Farmers have demanded new laws forcing quad bikes to be fitted with roll bars, urging the Morrison government to stare down industry pressure.
The consumer watchdog recommended mandatory roll protection on the bikes in March 2018 to curb deaths on farms.
The National Farmers’ Federation, Cattle Council and Rural Doctors Association on Wednesday questioned why the federal government hadn’t implemented the Australian Competition and Consumer Commission review.
It comes after manufacturers including Honda and Yamaha threatened to withdraw from the Australian market if laws are passed mandating roll bars on quad bikes.
“It’s incredibly disappointing that manufacturers are using such strong tactics to bully decision-makers into not accepting recommendations that will make a difference on farms,” NFF president Fiona Simson said.
She said companies were lobbying MPs against making changes as people continued to die on farms.

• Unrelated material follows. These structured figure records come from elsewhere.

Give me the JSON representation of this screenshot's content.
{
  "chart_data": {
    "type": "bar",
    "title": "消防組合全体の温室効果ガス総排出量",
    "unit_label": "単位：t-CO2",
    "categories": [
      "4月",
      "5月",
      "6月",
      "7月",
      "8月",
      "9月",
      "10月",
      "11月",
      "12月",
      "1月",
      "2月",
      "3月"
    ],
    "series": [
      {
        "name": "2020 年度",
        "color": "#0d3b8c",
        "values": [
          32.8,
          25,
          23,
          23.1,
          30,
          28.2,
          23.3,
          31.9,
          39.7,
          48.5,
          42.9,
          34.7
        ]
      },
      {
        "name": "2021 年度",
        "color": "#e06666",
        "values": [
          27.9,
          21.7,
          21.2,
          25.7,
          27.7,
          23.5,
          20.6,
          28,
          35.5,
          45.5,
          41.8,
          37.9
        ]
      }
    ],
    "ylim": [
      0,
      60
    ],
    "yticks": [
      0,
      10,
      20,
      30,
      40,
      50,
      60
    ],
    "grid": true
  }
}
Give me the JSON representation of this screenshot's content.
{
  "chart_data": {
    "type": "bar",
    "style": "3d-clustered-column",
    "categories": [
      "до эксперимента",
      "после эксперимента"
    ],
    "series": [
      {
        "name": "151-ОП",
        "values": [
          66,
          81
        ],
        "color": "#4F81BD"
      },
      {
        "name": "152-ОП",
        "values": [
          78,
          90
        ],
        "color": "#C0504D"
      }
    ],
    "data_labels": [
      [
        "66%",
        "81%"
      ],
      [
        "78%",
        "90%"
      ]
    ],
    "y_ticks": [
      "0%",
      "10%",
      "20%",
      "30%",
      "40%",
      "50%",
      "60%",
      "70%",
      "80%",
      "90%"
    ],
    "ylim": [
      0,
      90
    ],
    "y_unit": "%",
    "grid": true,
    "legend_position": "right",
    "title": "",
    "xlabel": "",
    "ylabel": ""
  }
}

“Manufacturers should be told by government that this not the way we do it in Australia – we don’t get bullied around,” Ms Simson said.
Quad bike makers have argued protection devices would not improve safety, instead saying roll bars could cause injuries.
Rural Doctors Association chief executive Peta Rutherford said quad bike incidents ranged from fractured bones to child deaths.
“These devices are critical to enhancing the safety of these vehicles which are a significant tool of the farming industry,” she said.
There were 128 quad bike deaths in Australia between 2011 and the end of last year, with a further seven so far in 2019.
Cattle Council president Tony Hegarty likened industry resistance to car makers pushing back against compulsory seatbelts when the technology was first available.
“A lot of deaths on farm are at low speed and it’s the bike lying on top of you and you die of asphyxiation,” he said.
“The bar is not going to stop the bike rolling but it will give you wriggle room to get out underneath.”